O silêncio se instalou naquele local, meus sentimentos eram tantos que eu não pude distinguir qual estava causando aquela reação. Sinto um braço dando volta no meu pescoço e me deixo entregue à aquele abraço.

— Por que está fazendo isso por mim? O que você ganhará com isso? — Pergunto respirando fundo para poder sentir um pouco do aroma das rosas, o que se misturou com seu perfume amadeirado.

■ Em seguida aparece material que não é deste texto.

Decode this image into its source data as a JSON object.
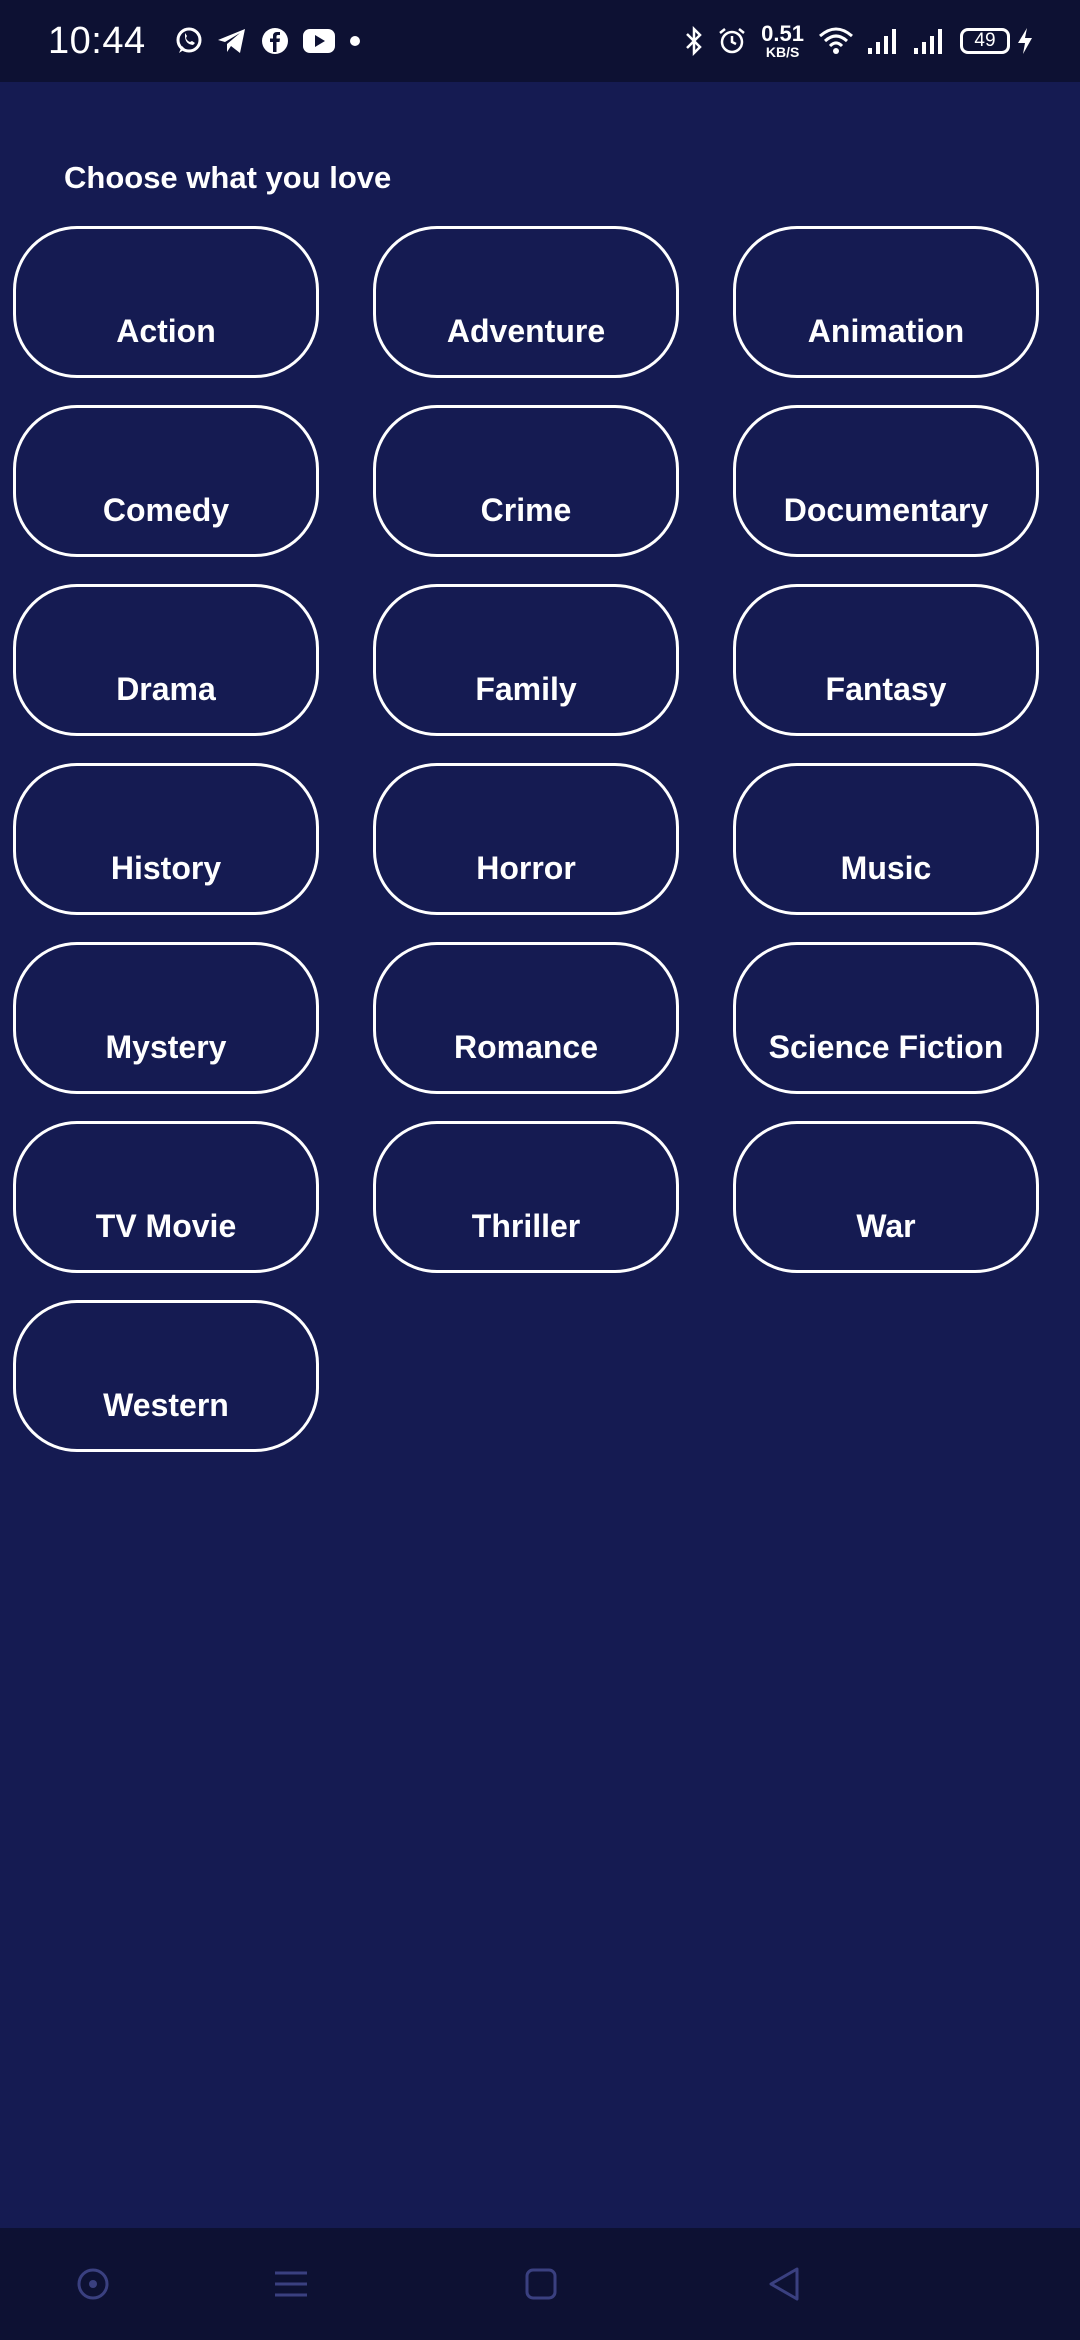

— Eu não ganharei nada com isso Otto Alencar, estou lhe ajudando porquê eu estive nesse seu lado, eu sei a dor que é passar por tudo isso e não ter com quem conversar, não ter um braço para lhe ajudar, eu estou te ajudando pois eu quero ver você bem, porquê eu gosto de você. Estou aqui mais uma vez te ajudando, como no hospital.